A quarter league out, the mismatch of night takes shape, cloaked so well in illusion. And this creature rises huge. By the time it reaches me, it will be three times my height, wide as five bulls pulling the plow, and that’ s not counting on either side, I can’t be sure, but wings? They don’t flap, so the creature doesn’t fly, yet its feet make no sound if they contact the ground. They’re nubby compared to the creature, maybe one bull wide each, but that makes it seven bulls wide. No creature in our realm reaches that size, not without magic. And magic brings evil the goddess never intended us to survive.

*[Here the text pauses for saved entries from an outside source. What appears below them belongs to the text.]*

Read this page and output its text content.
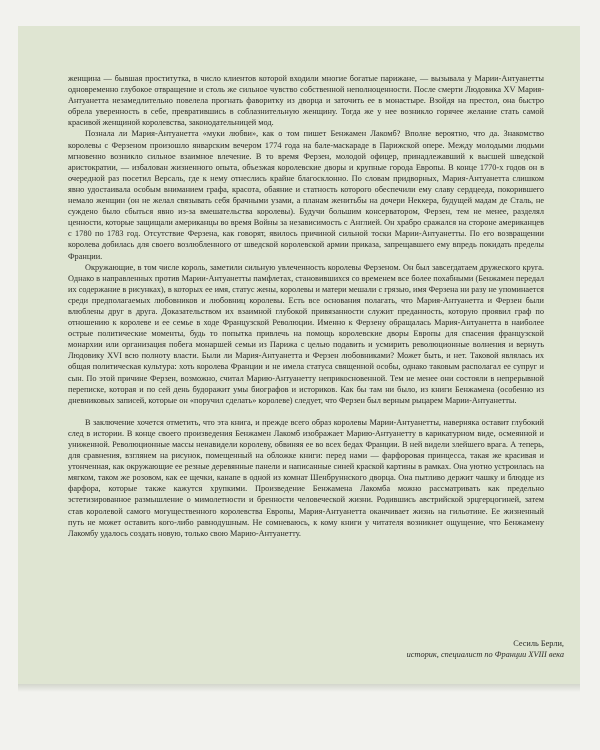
женщина — бывшая проститутка, в число клиентов которой входили многие богатые парижане, — вызывала у Марии-Антуанетты одновременно глубокое отвращение и столь же сильное чувство собственной неполноценности. После смерти Людовика XV Мария-Антуанетта незамедлительно повелела прогнать фаворитку из дворца и заточить ее в монастыре. Взойдя на престол, она быстро обрела уверенность в себе, превратившись в соблазнительную женщину. Тогда же у нее возникло горячее желание стать самой красивой женщиной королевства, законодательницей мод.

Познала ли Мария-Антуанетта «муки любви», как о том пишет Бенжамен Лакомб? Вполне вероятно, что да. Знакомство королевы с Ферзеном произошло январским вечером 1774 года на бале-маскараде в Парижской опере. Между молодыми людьми мгновенно возникло сильное взаимное влечение. В то время Ферзен, молодой офицер, принадлежавший к высшей шведской аристократии, — избалован жизненного опыта, объезжая королевские дворы и крупные города Европы. В конце 1770-х годов он в очередной раз посетил Версаль, где к нему отнеслись крайне благосклонно. По словам придворных, Мария-Антуанетта слишком явно удостаивала особым вниманием графа, красота, обаяние и статность которого обеспечили ему славу сердцееда, покорившего немало женщин (он не желал связывать себя брачными узами, а планам женитьбы на дочери Неккера, будущей мадам де Сталь, не суждено было сбыться явно из-за вмешательства королевы). Будучи большим консерватором, Ферзен, тем не менее, разделял ценности, которые защищали американцы во время Войны за независимость с Англией. Он храбро сражался на стороне американцев с 1780 по 1783 год. Отсутствие Ферзена, как говорят, явилось причиной сильной тоски Марии-Антуанетты. По его возвращении королева добилась для своего возлюбленного от шведской королевской армии приказа, запрещавшего ему впредь покидать пределы Франции.

Окружающие, в том числе король, заметили сильную увлеченность королевы Ферзеном. Он был завсегдатаем дружеского круга. Однако в направленных против Марии-Антуанетты памфлетах, становившихся со временем все более похабными (Бенжамен передал их содержание в рисунках), в которых ее имя, статус жены, королевы и матери мешали с грязью, имя Ферзена ни разу не упоминается среди предполагаемых любовников и любовниц королевы. Есть все основания полагать, что Мария-Антуанетта и Ферзен были влюблены друг в друга. Доказательством их взаимной глубокой привязанности служит преданность, которую проявил граф по отношению к королеве и ее семье в ходе Французской Революции. Именно к Ферзену обращалась Мария-Антуанетта в наиболее острые политические моменты, будь то попытка привлечь на помощь королевские дворы Европы для спасения французской монархии или организация побега монаршей семьи из Парижа с целью подавить и усмирить революционные волнения и вернуть Людовику XVI всю полноту власти. Были ли Мария-Антуанетта и Ферзен любовниками? Может быть, и нет. Таковой являлась их общая политическая культура: хоть королева Франции и не имела статуса священной особы, однако таковым располагал ее супруг и сын. По этой причине Ферзен, возможно, считал Марию-Антуанетту неприкосновенной. Тем не менее они состояли в непрерывной переписке, которая и по сей день будоражит умы биографов и историков. Как бы там ни было, из книги Бенжамена (особенно из дневниковых записей, которые он «поручил сделать» королеве) следует, что Ферзен был верным рыцарем Марии-Антуанетты.

В заключение хочется отметить, что эта книга, и прежде всего образ королевы Марии-Антуанетты, наверняка оставит глубокий след в истории. В конце своего произведения Бенжамен Лакомб изображает Марию-Антуанетту в карикатурном виде, осмеянной и униженной. Революционные массы ненавидели королеву, обвиняя ее во всех бедах Франции. В ней видели злейшего врага. А теперь, для сравнения, взглянем на рисунок, помещенный на обложке книги: перед нами — фарфоровая принцесса, такая же красивая и утонченная, как окружающие ее резные деревянные панели и написанные синей краской картины в рамках. Она уютно устроилась на мягком, таком же розовом, как ее щечки, канапе в одной из комнат Шенбруннского дворца. Она пытливо держит чашку и блюдце из фарфора, которые также кажутся хрупкими. Произведение Бенжамена Лакомба можно рассматривать как предельно эстетизированное размышление о мимолетности и бренности человеческой жизни. Родившись австрийской эрцгерцогиней, затем став королевой самого могущественного королевства Европы, Мария-Антуанетта оканчивает жизнь на гильотине. Ее жизненный путь не может оставить кого-либо равнодушным. Не сомневаюсь, к кому книги у читателя возникнет ощущение, что Бенжамену Лакомбу удалось создать новую, только свою Марию-Антуанетту.

Сесиль Берли,
историк, специалист по Франции XVIII века
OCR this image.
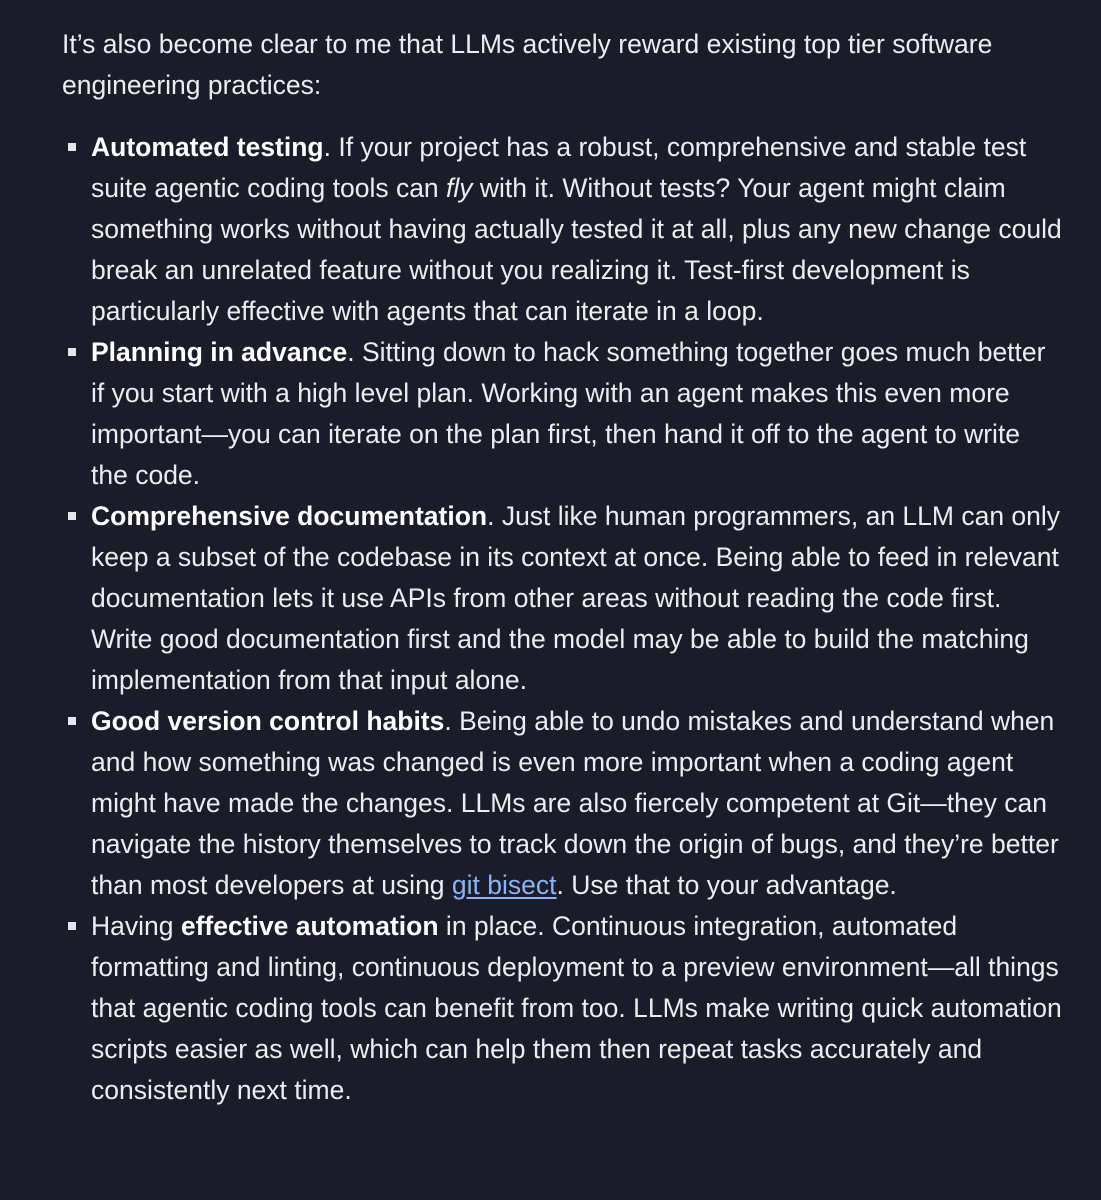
It’s also become clear to me that LLMs actively reward existing top tier software engineering practices:

Automated testing. If your project has a robust, comprehensive and stable test suite agentic coding tools can fly with it. Without tests? Your agent might claim something works without having actually tested it at all, plus any new change could break an unrelated feature without you realizing it. Test-first development is particularly effective with agents that can iterate in a loop.
Planning in advance. Sitting down to hack something together goes much better if you start with a high level plan. Working with an agent makes this even more important—you can iterate on the plan first, then hand it off to the agent to write the code.
Comprehensive documentation. Just like human programmers, an LLM can only keep a subset of the codebase in its context at once. Being able to feed in relevant documentation lets it use APIs from other areas without reading the code first. Write good documentation first and the model may be able to build the matching implementation from that input alone.
Good version control habits. Being able to undo mistakes and understand when and how something was changed is even more important when a coding agent might have made the changes. LLMs are also fiercely competent at Git—they can navigate the history themselves to track down the origin of bugs, and they’re better than most developers at using git bisect. Use that to your advantage.
Having effective automation in place. Continuous integration, automated formatting and linting, continuous deployment to a preview environment—all things that agentic coding tools can benefit from too. LLMs make writing quick automation scripts easier as well, which can help them then repeat tasks accurately and consistently next time.
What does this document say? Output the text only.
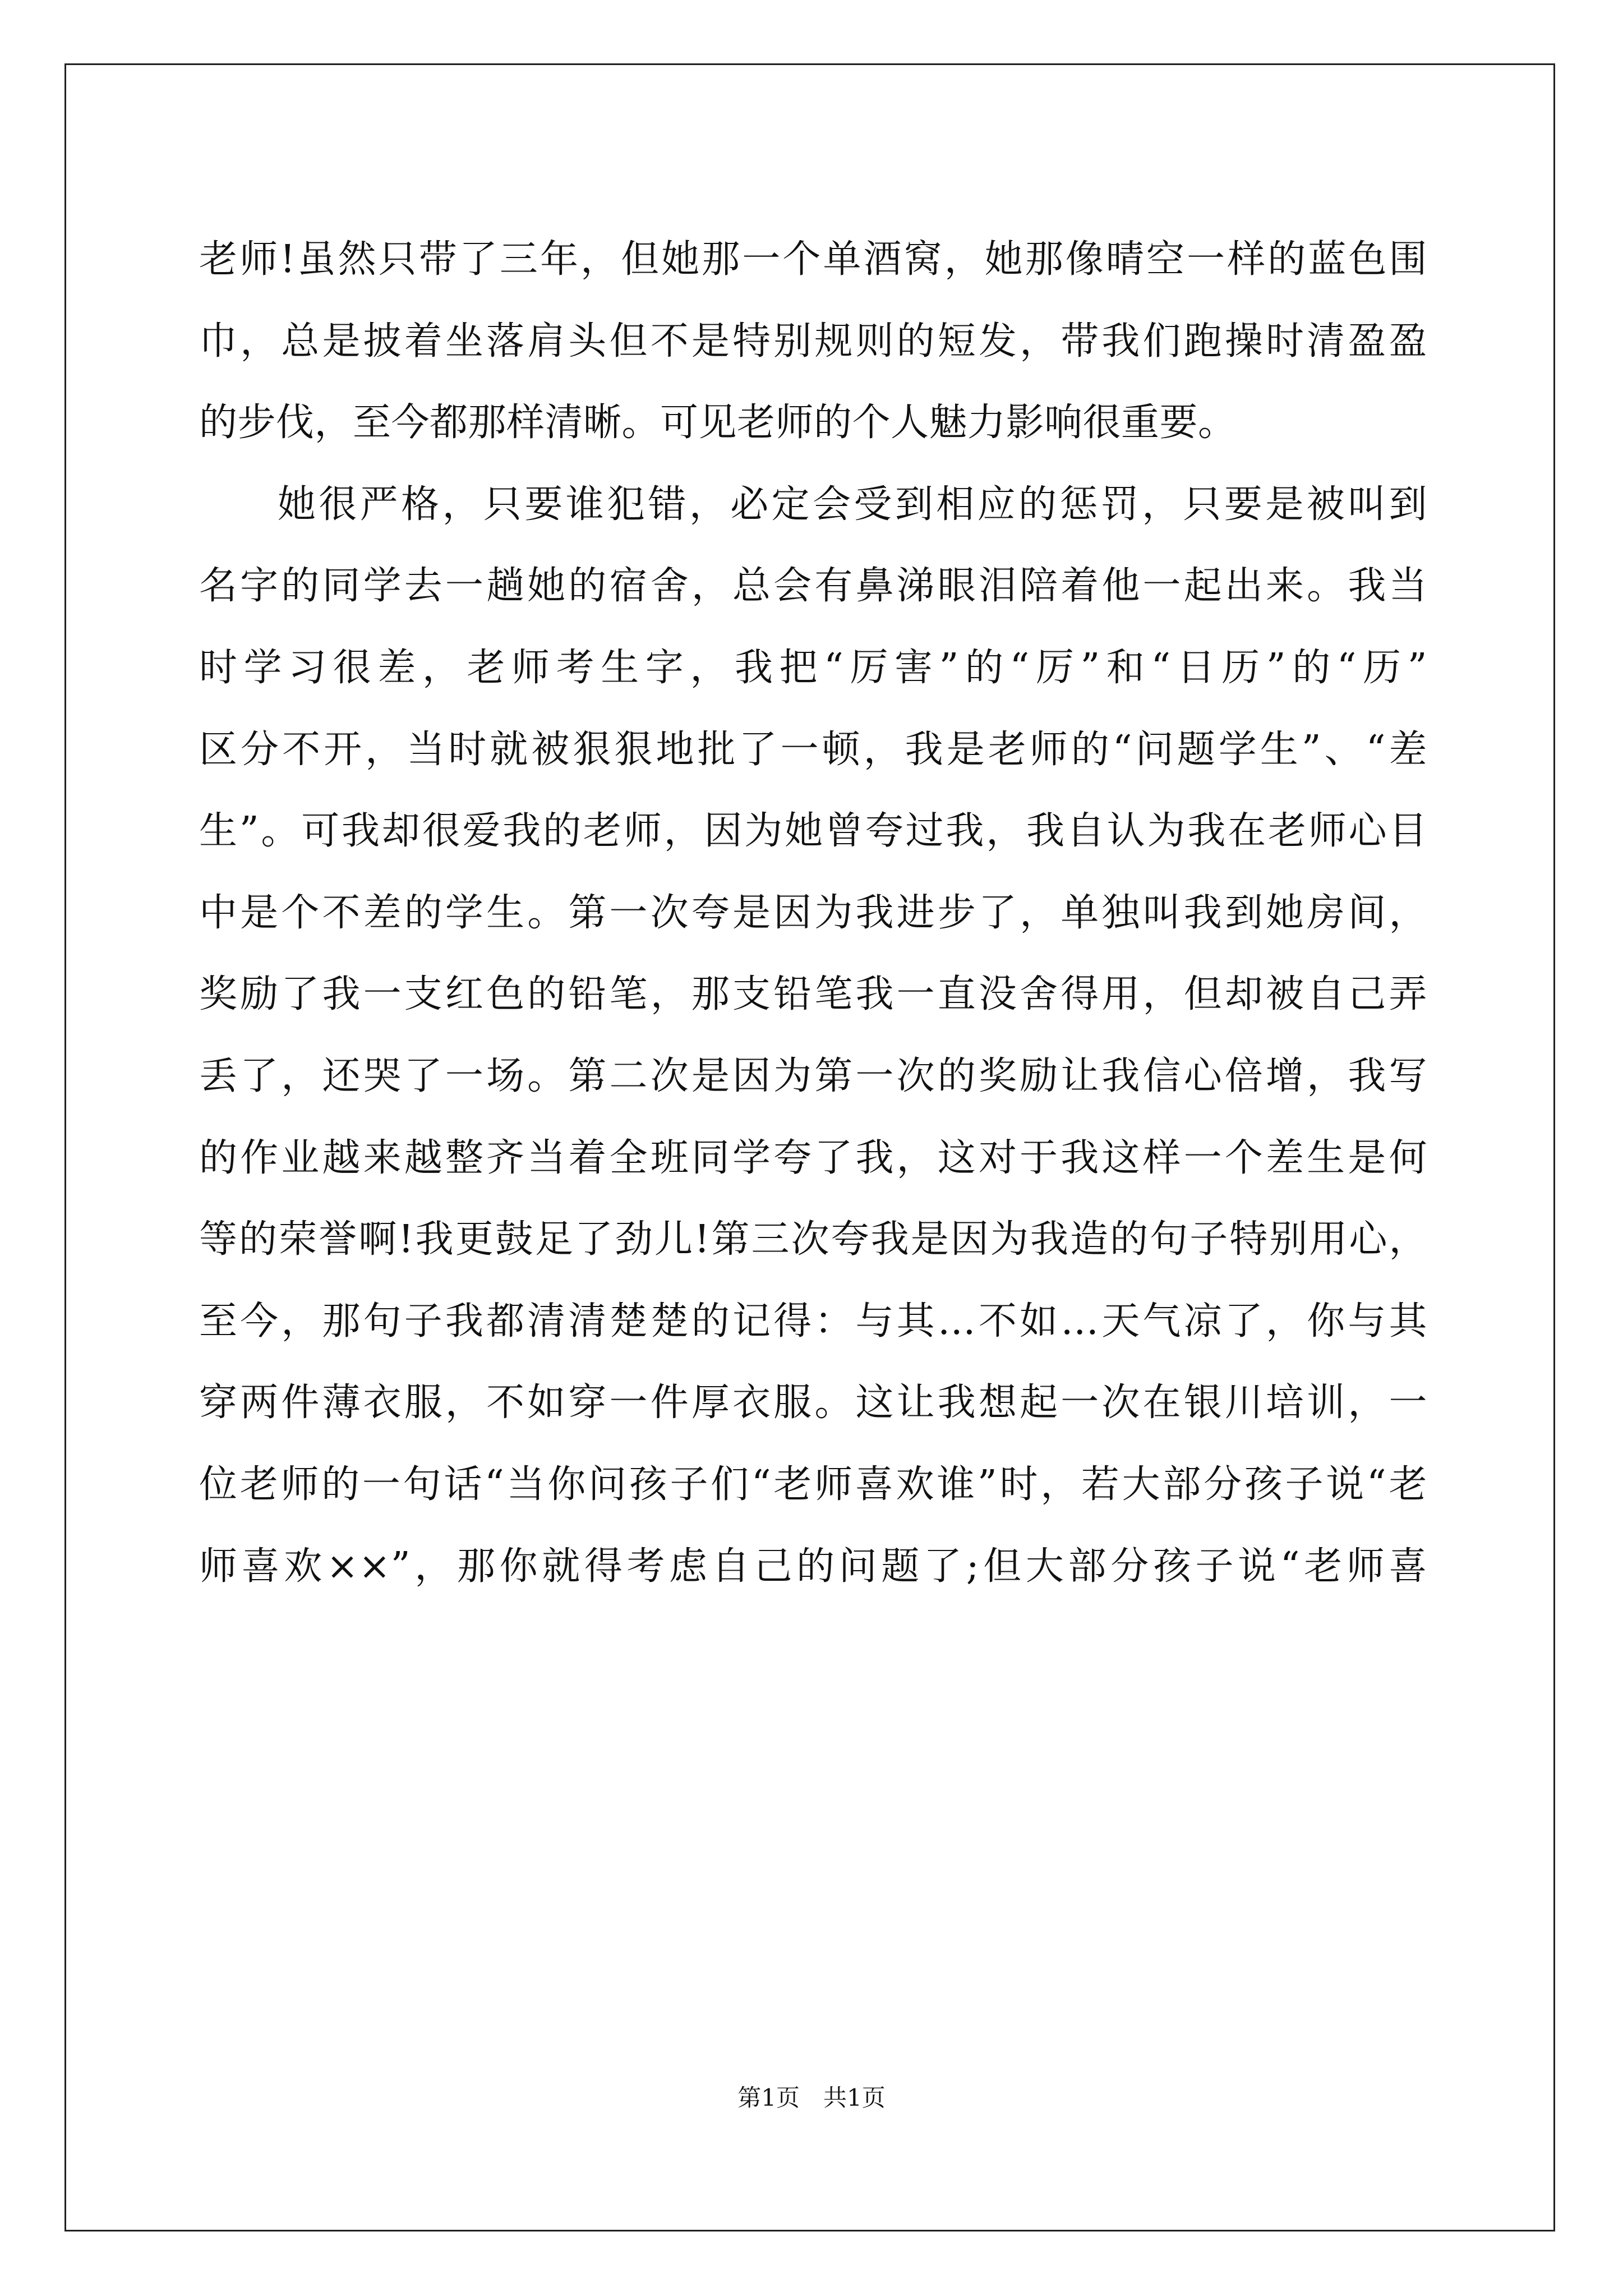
老师!虽然只带了三年，但她那一个单酒窝，她那像晴空一样的蓝色围
巾，总是披着坐落肩头但不是特别规则的短发，带我们跑操时清盈盈
的步伐，至今都那样清晰。可见老师的个人魅力影响很重要。
她很严格，只要谁犯错，必定会受到相应的惩罚，只要是被叫到
名字的同学去一趟她的宿舍，总会有鼻涕眼泪陪着他一起出来。我当
时学习很差，老师考生字，我把“厉害”的“厉”和“日历”的“历”
区分不开，当时就被狠狠地批了一顿，我是老师的“问题学生”、“差
生”。可我却很爱我的老师，因为她曾夸过我，我自认为我在老师心目
中是个不差的学生。第一次夸是因为我进步了，单独叫我到她房间，
奖励了我一支红色的铅笔，那支铅笔我一直没舍得用，但却被自己弄
丢了，还哭了一场。第二次是因为第一次的奖励让我信心倍增，我写
的作业越来越整齐当着全班同学夸了我，这对于我这样一个差生是何
等的荣誉啊!我更鼓足了劲儿!第三次夸我是因为我造的句子特别用心，
至今，那句子我都清清楚楚的记得：与其…不如…天气凉了，你与其
穿两件薄衣服，不如穿一件厚衣服。这让我想起一次在银川培训，一
位老师的一句话“当你问孩子们“老师喜欢谁”时，若大部分孩子说“老
师喜欢××”，那你就得考虑自己的问题了;但大部分孩子说“老师喜
第1页　共1页
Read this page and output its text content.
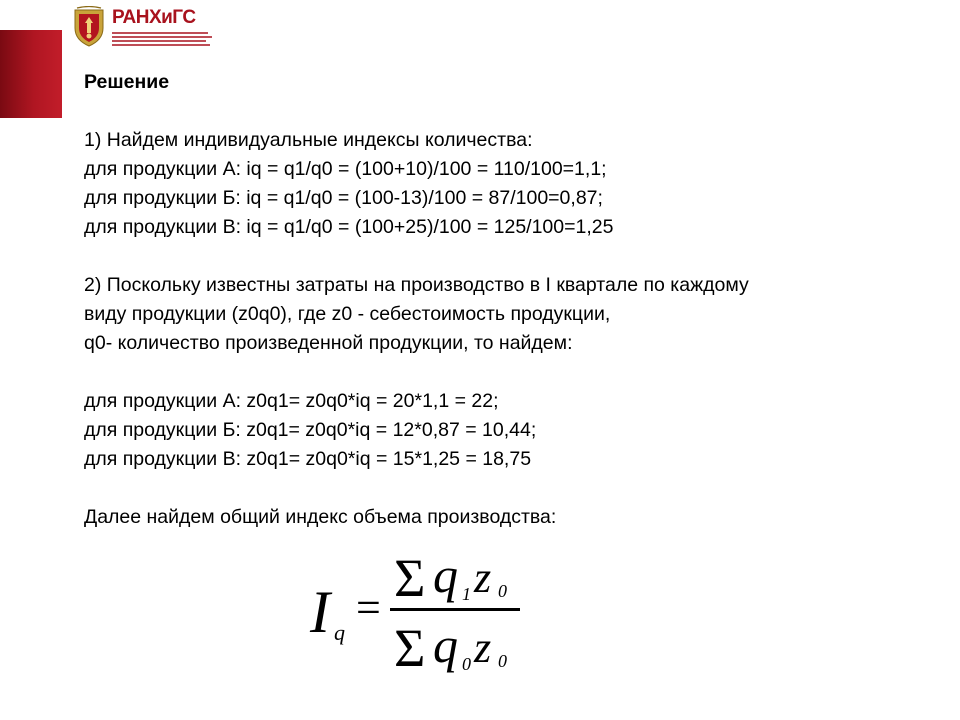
РАНХиГС

Решение

1) Найдем индивидуальные индексы количества:

для продукции А: iq = q1/q0 = (100+10)/100 = 110/100=1,1;

для продукции Б: iq = q1/q0 = (100-13)/100 = 87/100=0,87;

для продукции В: iq = q1/q0 = (100+25)/100 = 125/100=1,25

2) Поскольку известны затраты на производство в I квартале по каждому

виду продукции (z0q0), где z0 - себестоимость продукции,

q0- количество произведенной продукции, то найдем:

для продукции А: z0q1= z0q0*iq = 20*1,1 = 22;

для продукции Б: z0q1= z0q0*iq = 12*0,87 = 10,44;

для продукции В: z0q1= z0q0*iq = 15*1,25 = 18,75

Далее найдем общий индекс объема производства:

I q
= Σ q 1 z 0
Σ q 0 z 0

I reach for the alarm bell. Their eyes won’t see anything, but I must warn them.
“Wait.” The voice slips into me, without my permission. Not said as a command, but more a plea. I used that tone, before I understood that made the whip land harder across my shoulders.
I know of no creature that speaks our tongue. I am She Who Failed, and I will fail again if I don’t ring the bell, goddess knows. Or does she know something different? If this creature knows our tongue, might it not be sent by the goddess in our need? The acolytes think they’ve hidden the apocalypse, but I’ve read even those scrolls. And I understand. But this? I do not.
I leave my cover and walk towards the creature. My heart gives a “lub.” A “dub.” My beat, sounding in my chest, tiny. But it feels the same as the noise I could not place. Its lifebeat. Oh, goddess, what path have you set me upon?